Those five little words – ‘How to boost credit score’ – can make such a huge difference to our lives.
A poor credit report doesn’t just potentially affect your chances of getting a mortgage, a loan or credit card these days. It can also impact your mobile phone contract, car insurance, bank accounts, and it will invariably lead to you being offered higher interest rates. The consequences are wide-ranging and the strain they place upon our financial circumstances can be demoralising as well as damaging. What we need to remember though is a poor credit score can happen to anyone, at any stage of their life. And no matter how frustrating it may be, there are ways of improving it.
Here’s all you need to know about how to boost credit score ratings, and what PCCU can do to help.
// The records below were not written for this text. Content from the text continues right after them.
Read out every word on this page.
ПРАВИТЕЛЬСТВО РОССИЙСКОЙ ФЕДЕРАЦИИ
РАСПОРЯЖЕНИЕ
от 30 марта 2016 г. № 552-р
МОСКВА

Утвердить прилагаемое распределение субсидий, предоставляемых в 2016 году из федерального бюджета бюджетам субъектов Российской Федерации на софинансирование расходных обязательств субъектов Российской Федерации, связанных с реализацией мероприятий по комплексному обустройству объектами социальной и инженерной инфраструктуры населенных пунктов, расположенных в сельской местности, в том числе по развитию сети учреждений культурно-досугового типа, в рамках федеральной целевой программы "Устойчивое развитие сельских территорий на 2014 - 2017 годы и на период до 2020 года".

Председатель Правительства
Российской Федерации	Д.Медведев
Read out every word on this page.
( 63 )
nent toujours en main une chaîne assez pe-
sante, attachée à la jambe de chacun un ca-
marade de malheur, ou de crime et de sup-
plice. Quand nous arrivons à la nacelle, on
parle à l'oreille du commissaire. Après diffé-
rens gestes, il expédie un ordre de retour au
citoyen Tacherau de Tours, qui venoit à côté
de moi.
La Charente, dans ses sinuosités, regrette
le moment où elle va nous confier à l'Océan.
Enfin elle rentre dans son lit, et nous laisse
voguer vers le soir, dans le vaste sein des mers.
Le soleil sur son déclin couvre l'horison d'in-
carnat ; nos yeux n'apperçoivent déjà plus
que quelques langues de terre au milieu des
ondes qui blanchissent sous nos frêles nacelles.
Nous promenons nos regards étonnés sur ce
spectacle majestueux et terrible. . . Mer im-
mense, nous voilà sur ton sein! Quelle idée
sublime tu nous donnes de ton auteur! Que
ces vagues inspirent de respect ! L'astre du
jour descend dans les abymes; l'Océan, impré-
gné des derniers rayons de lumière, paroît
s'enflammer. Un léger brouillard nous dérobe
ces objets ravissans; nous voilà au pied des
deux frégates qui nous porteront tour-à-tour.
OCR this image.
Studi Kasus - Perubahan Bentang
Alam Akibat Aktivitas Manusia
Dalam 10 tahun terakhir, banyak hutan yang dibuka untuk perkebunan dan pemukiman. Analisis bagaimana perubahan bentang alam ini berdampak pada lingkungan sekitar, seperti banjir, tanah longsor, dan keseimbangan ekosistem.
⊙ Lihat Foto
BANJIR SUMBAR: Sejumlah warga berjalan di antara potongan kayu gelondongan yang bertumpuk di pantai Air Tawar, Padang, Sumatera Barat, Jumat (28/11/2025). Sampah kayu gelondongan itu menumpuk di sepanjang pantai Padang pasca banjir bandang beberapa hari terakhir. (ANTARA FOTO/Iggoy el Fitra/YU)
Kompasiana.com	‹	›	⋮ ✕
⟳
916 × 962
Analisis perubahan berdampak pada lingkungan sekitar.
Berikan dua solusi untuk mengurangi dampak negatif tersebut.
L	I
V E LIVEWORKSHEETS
Tips on how to boost credit score
- Reduce your credit utilisation. Your credit utilisation ratio is a measure of how much available credit you are using. For example, if you have a credit card limit of £10,000 and the balance is £6,000, that is a rate of 60%. You should aim to keep this below 30% through not overspending and ensuring credit card balances are paid off.
- Keep old accounts open. Closing down old credit cards while you have a balance on other ones could increase your credit utilisation ratio.
- Limit requests for new credit. When applying for a credit card, loan or mortgage, a lender will complete a comprehensive review of your credit history in order to determine how much of a risk you pose. This is called a hard inquiry. A single hard search is unlikely to have an adverse affect on your credit score. However, a number of them in a short period of time can be problematic.
- Review your credit file, for free by clicking here, to check for errors. When doing this make sure to check using soft inquiries as this will not affect your credit score.
- Have any inaccurate things removed. Filling a dispute – for example, over a late payment – can have a big impact on your credit score. Whether it goes up or down though will depend on the outcome of the dispute. Late payments will generally stay on your report for seven years.
- Deal with your delinquencies. Being late by more than one month is considered delinquent. A lender may not report a delinquent account to a credit agency until two or more payments are missed, so if you do miss one try your best to come up with an arrangement as soon as possible.
- Prove where you live. Registering to vote will help confirm to lenders your name and address, which in turn should increase your credit score. Also, bear in mind that moving home regularly can give lenders the impression you are struggling with paying rent.
- Make repayments on time. Payment history is one of the biggest determining factors in calculating a person’s credit score. Avoiding late payments is therefore crucial if we’re to keep our score high and healthy. This can be easier said than done, which is why, if you are struggling, you should contact PCCU.
Can I still get a loan with bad credit?
Getting a loan with bad credit is possible, but it’s often a lot more challenging and far more expensive.
As a not-for-profit organisation, PCCU operates a much fairer model when compared to other lenders; starting with the fact we don’t judge a person solely by their credit score. Although we do check credit history, each application is assessed individually by a person – not a computer – who looks at affordability, income and expenditure. We only lend amounts we are confident you can afford to pay back, and we also don’t charge differing rates of interest on loans based on your credit score.
PCCU is committed to offering products and services that help account holders manage their finances while building up a history of good money management. All loans taken are reported to the credit agency Experian, which means as long as an account holder makes their payments on time their credit rating will improve.